(no title)
WSSP | 4 years ago
not that I think burnout isn't real; I think the test is if the person can easily move on to their next thing or not
WSSP | 4 years ago
not that I think burnout isn't real; I think the test is if the person can easily move on to their next thing or not
bradlys|4 years ago
I think this perspective is one that is a bit too privileged. Even in tech - many of us don’t have the ability to take 6+ month breaks between jobs, find ourselves again, and figure out a way to align the work/life balance. I spent a few months between my last job and my current.
You know what I did during that time almost completely? Interview. It’s why I left the other job - I didn’t have enough time to study and interview. 20+ interviews a week. Studying. Applying. Etc. Doing 3-4 onsites/week for a month at a time. Using my “off” days to study more. I took about a month off between accepting the final offer and starting the new job. It wasn’t enough but I had burned through a lot of my savings because of having to exercise options at my last company, pay AMT on exercising said options, and having to pay for another person who lived with me while living in one of the most expensive parts of the world cause all the jobs are here. (ex-wife who was in college and not working)
Again - feel like this is a very privileged attitude to take about being able to move onto the next thing. Most of us don’t really get an option. You just have to.
Getting to choose your job and when you move onto it seems like something only multi-millionaires I know do. The rest of us just slog through it because we have no other choice.
emeraldunicorn9|4 years ago
But then there is the issue with taking a break. Maybe this is more a problem that women experience, but I'd be interested if men feel like they experience it, too. However, when you have gaps in your employment, I have felt that people didn't respond very positively to that and wanted to know why you had a break and what you were doing it. Because god forbid you weren't doing something "productive" during that time.

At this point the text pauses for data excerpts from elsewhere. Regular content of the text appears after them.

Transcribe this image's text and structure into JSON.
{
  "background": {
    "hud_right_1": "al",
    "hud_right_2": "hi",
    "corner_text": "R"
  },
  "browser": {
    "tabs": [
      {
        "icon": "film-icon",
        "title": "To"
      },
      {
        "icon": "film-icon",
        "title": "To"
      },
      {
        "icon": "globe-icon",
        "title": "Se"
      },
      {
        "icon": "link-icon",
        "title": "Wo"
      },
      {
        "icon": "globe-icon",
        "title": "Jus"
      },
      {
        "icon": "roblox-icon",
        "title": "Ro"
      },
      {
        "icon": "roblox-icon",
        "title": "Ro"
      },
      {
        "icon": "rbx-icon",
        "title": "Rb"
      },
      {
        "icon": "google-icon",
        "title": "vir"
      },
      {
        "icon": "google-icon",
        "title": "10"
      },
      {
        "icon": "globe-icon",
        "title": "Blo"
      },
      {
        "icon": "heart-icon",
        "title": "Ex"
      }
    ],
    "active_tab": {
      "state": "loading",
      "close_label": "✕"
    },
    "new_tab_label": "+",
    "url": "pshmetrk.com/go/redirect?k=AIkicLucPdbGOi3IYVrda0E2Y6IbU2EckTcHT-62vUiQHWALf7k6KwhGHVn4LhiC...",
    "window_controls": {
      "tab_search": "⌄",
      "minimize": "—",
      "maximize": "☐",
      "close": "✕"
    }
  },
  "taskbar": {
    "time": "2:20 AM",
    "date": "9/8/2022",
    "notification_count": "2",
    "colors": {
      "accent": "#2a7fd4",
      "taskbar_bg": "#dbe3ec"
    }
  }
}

The way our work style is makes it feel like burnout begets more burnout because the options to escape burnout might not actually be feasible for every individual.
WSSP|4 years ago
but yes I agree anyone who can takes months off work without financial stress should consider themselves fortunate. I know (non-parent) people who did that who were far from multi-millionaires though
derbOac|4 years ago
There was another piece recently (at The Atlantic?) that was talking about how many cases of burnout are really better thought of as moral injury.

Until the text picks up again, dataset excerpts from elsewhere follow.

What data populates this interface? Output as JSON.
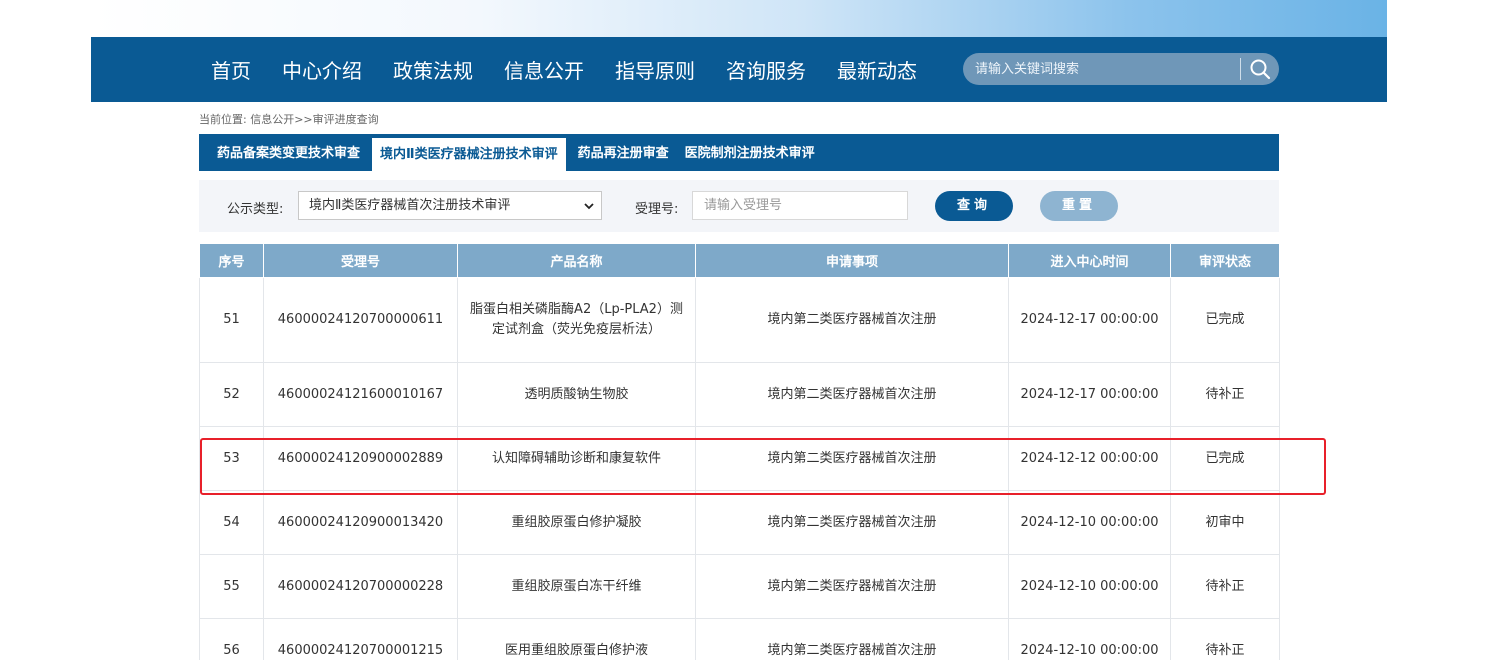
{
  "nav": {
    "items": [
      "首页",
      "中心介绍",
      "政策法规",
      "信息公开",
      "指导原则",
      "咨询服务",
      "最新动态"
    ],
    "search_placeholder": "请输入关键词搜索"
  },
  "breadcrumb": "当前位置: 信息公开>>审评进度查询",
  "tabs": [
    {
      "label": "药品备案类变更技术审查",
      "active": false
    },
    {
      "label": "境内Ⅱ类医疗器械注册技术审评",
      "active": true
    },
    {
      "label": "药品再注册审查",
      "active": false
    },
    {
      "label": "医院制剂注册技术审评",
      "active": false
    }
  ],
  "filter": {
    "type_label": "公示类型:",
    "type_value": "境内Ⅱ类医疗器械首次注册技术审评",
    "accept_label": "受理号:",
    "accept_placeholder": "请输入受理号",
    "query_button": "查询",
    "reset_button": "重置"
  },
  "table": {
    "headers": [
      "序号",
      "受理号",
      "产品名称",
      "申请事项",
      "进入中心时间",
      "审评状态"
    ],
    "rows": [
      {
        "no": "51",
        "id": "46000024120700000611",
        "product": "脂蛋白相关磷脂酶A2（Lp-PLA2）测定试剂盒（荧光免疫层析法）",
        "item": "境内第二类医疗器械首次注册",
        "time": "2024-12-17 00:00:00",
        "status": "已完成"
      },
      {
        "no": "52",
        "id": "46000024121600010167",
        "product": "透明质酸钠生物胶",
        "item": "境内第二类医疗器械首次注册",
        "time": "2024-12-17 00:00:00",
        "status": "待补正"
      },
      {
        "no": "53",
        "id": "46000024120900002889",
        "product": "认知障碍辅助诊断和康复软件",
        "item": "境内第二类医疗器械首次注册",
        "time": "2024-12-12 00:00:00",
        "status": "已完成"
      },
      {
        "no": "54",
        "id": "46000024120900013420",
        "product": "重组胶原蛋白修护凝胶",
        "item": "境内第二类医疗器械首次注册",
        "time": "2024-12-10 00:00:00",
        "status": "初审中"
      },
      {
        "no": "55",
        "id": "46000024120700000228",
        "product": "重组胶原蛋白冻干纤维",
        "item": "境内第二类医疗器械首次注册",
        "time": "2024-12-10 00:00:00",
        "status": "待补正"
      },
      {
        "no": "56",
        "id": "46000024120700001215",
        "product": "医用重组胶原蛋白修护液",
        "item": "境内第二类医疗器械首次注册",
        "time": "2024-12-10 00:00:00",
        "status": "待补正"
      }
    ]
  },
  "colors": {
    "nav_blue": "#0a5a94",
    "header_blue": "#7ea9c9",
    "highlight_red": "#e8202a"
  }
}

This perspective seemed closer to home for me. It's not the work per se, not the hours (although I think it can be that) -- it's this increasing gap between what your job is on paper, and what it actually is, and no acknowledgment of it from institutions or society, no recognition of it being a problem in your career or workplace, or the dysfunction and pain it causes.

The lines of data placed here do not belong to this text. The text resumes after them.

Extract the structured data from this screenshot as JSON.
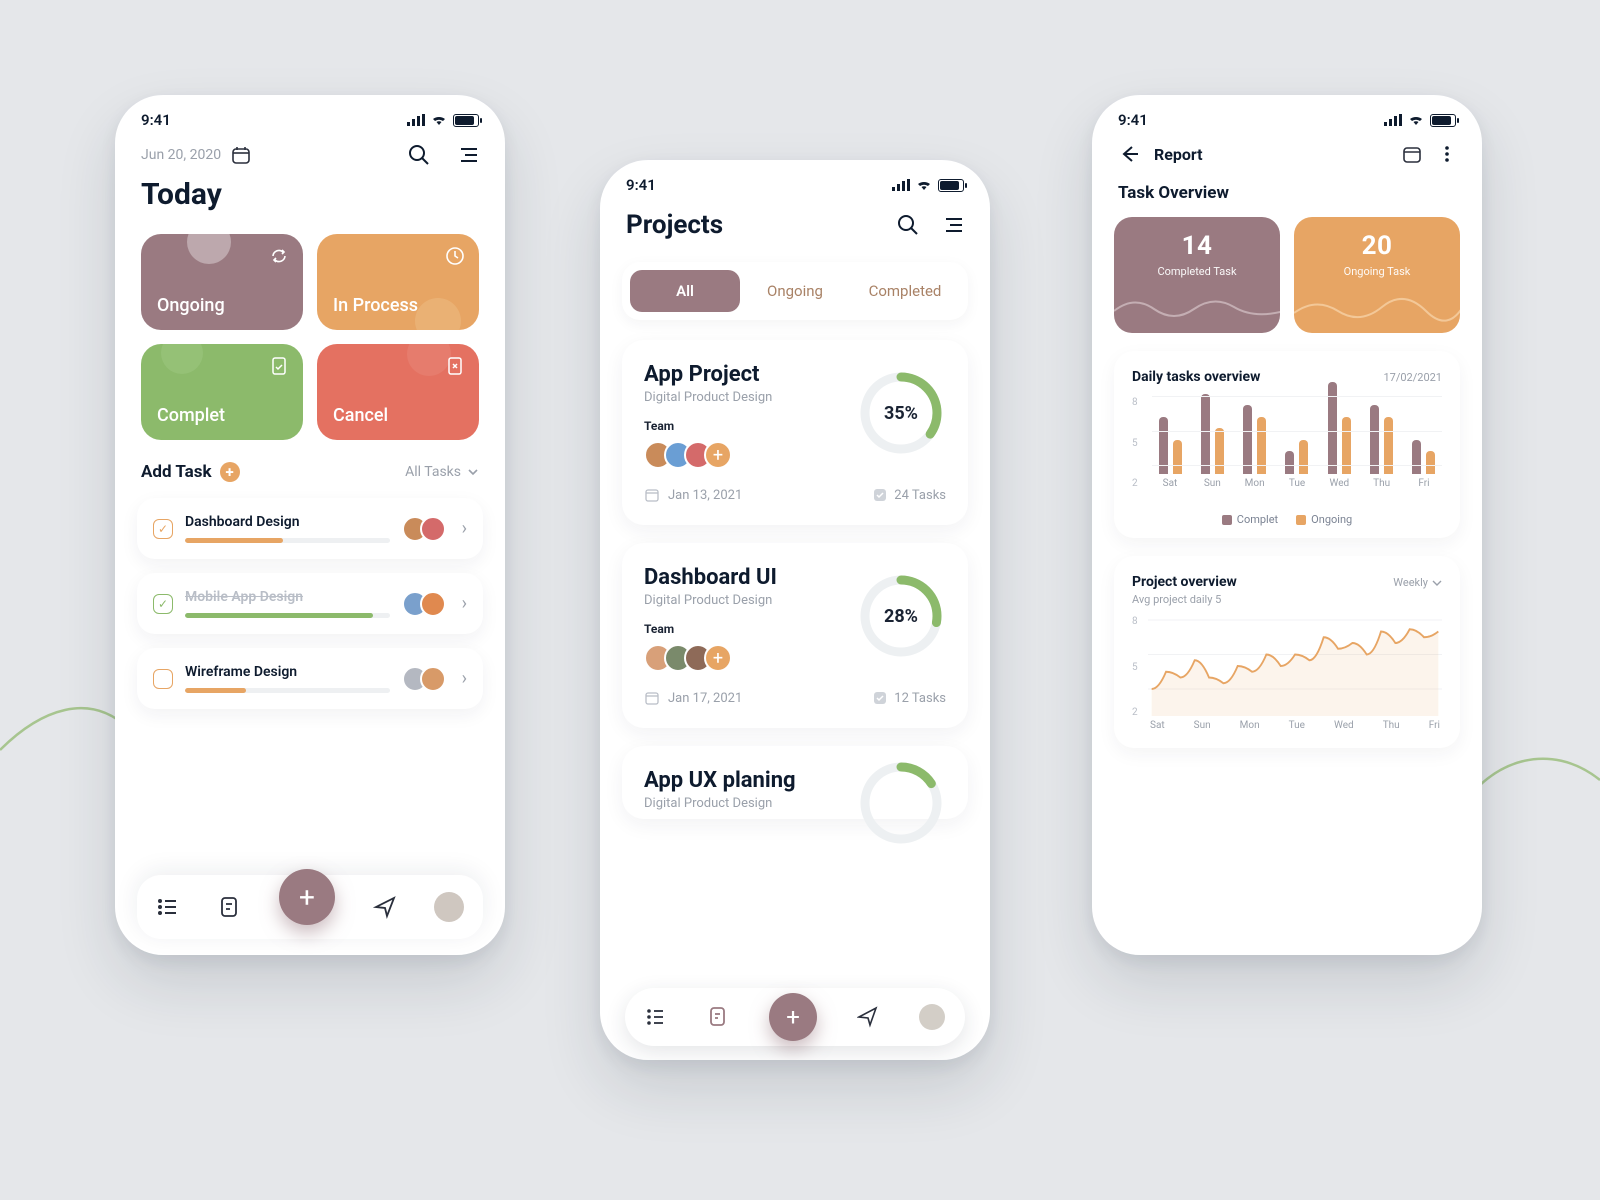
{
  "status_time": "9:41",
  "colors": {
    "mauve": "#9a7a81",
    "orange": "#e7a564",
    "green": "#8cba6b",
    "red": "#e47161",
    "text": "#0e1b2e",
    "muted": "#9aa0aa"
  },
  "screen1": {
    "date": "Jun 20, 2020",
    "title": "Today",
    "cards": {
      "ongoing": "Ongoing",
      "inprocess": "In Process",
      "complete": "Complet",
      "cancel": "Cancel"
    },
    "add_task": "Add Task",
    "all_tasks": "All Tasks",
    "tasks": {
      "t0": {
        "title": "Dashboard Design",
        "progress_pct": 48,
        "bar_color": "#e7a564",
        "checked": true,
        "tick_color": "orange"
      },
      "t1": {
        "title": "Mobile App Design",
        "progress_pct": 92,
        "bar_color": "#8cba6b",
        "checked": true,
        "tick_color": "green",
        "done": true
      },
      "t2": {
        "title": "Wireframe Design",
        "progress_pct": 30,
        "bar_color": "#e7a564",
        "checked": false
      }
    }
  },
  "screen2": {
    "title": "Projects",
    "tabs": {
      "all": "All",
      "ongoing": "Ongoing",
      "completed": "Completed"
    },
    "projects": {
      "p0": {
        "title": "App Project",
        "subtitle": "Digital Product Design",
        "team_label": "Team",
        "date": "Jan 13, 2021",
        "task_count_label": "24 Tasks",
        "progress": 35,
        "progress_label": "35%"
      },
      "p1": {
        "title": "Dashboard UI",
        "subtitle": "Digital Product Design",
        "team_label": "Team",
        "date": "Jan 17, 2021",
        "task_count_label": "12 Tasks",
        "progress": 28,
        "progress_label": "28%"
      },
      "p2": {
        "title": "App UX planing",
        "subtitle": "Digital Product Design"
      }
    }
  },
  "screen3": {
    "back_label": "Report",
    "overview_label": "Task Overview",
    "stats": {
      "completed": {
        "value": "14",
        "label": "Completed Task"
      },
      "ongoing": {
        "value": "20",
        "label": "Ongoing Task"
      }
    },
    "daily": {
      "title": "Daily tasks overview",
      "date": "17/02/2021",
      "legend_complete": "Complet",
      "legend_ongoing": "Ongoing"
    },
    "project_overview": {
      "title": "Project overview",
      "subtitle": "Avg project daily 5",
      "filter": "Weekly"
    }
  },
  "chart_data": [
    {
      "type": "bar",
      "title": "Daily tasks overview",
      "ylabel": "",
      "ylim": [
        0,
        8
      ],
      "yticks": [
        2,
        5,
        8
      ],
      "categories": [
        "Sat",
        "Sun",
        "Mon",
        "Tue",
        "Wed",
        "Thu",
        "Fri"
      ],
      "series": [
        {
          "name": "Complet",
          "color": "#9a7a81",
          "values": [
            5,
            7,
            6,
            2,
            8,
            6,
            3
          ]
        },
        {
          "name": "Ongoing",
          "color": "#e7a564",
          "values": [
            3,
            4,
            5,
            3,
            5,
            5,
            2
          ]
        }
      ]
    },
    {
      "type": "line",
      "title": "Project overview",
      "ylim": [
        0,
        8
      ],
      "yticks": [
        2,
        5,
        8
      ],
      "categories": [
        "Sat",
        "Sun",
        "Mon",
        "Tue",
        "Wed",
        "Thu",
        "Fri"
      ],
      "series": [
        {
          "name": "Ongoing",
          "color": "#e7a564",
          "values": [
            2.0,
            3.5,
            3.0,
            4.5,
            3.0,
            2.5,
            4.0,
            3.5,
            5.0,
            4.0,
            5.0,
            4.5,
            6.5,
            5.5,
            6.0,
            5.0,
            7.0,
            6.0,
            7.2,
            6.5,
            7.0
          ]
        }
      ]
    }
  ]
}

In my case, I think initially some saw it as burnout or needing a break. I had friends talk to me about their own resistance to it in terms of their work ethic or some nonsense like that. But they worked in places with functional departments, where nothing remotely similar would happen to them, where there were support structures in place for things that needed to happen, and so forth and so on. Every job has some stuff that you let slide, that's less than optimal or ideal from a moral or ethical perspective, that you do for practical reasons, or whatever, but there's a point where the gap just gets to be too much, and when your workplace or even field isn't acknowledging the stuff going on, or minimizing it, it starts to feel hopeless.
The Atlantic piece was talking about this all in terms of nursing and all the issues involved, how it wasn't the workload that caused people to resign, it was, to paraphrase, this moral crisis, or crisis of dignity or something. Stuff having to do with healthcare system collapse, the culture in healthcare and in the US and so forth.
I think from what I've seen with myself and colleagues, "moral dissonance" or something might be closer to the right word than "moral injury", although neither are quite right. I'm not sure there's a term I've heard that gets it right. It's like the train has run off the track, and you either stay on board because on paper it's still on the track and you get benefits from it (material and otherwise), or you jump off the train and hit the ground but at least don't let the train carry you away.
I do think in some cases it's about the hours. But in many cases it really isn't about the hours, it's that there's enormous problems that everyone is ignoring or minimizing one way or another.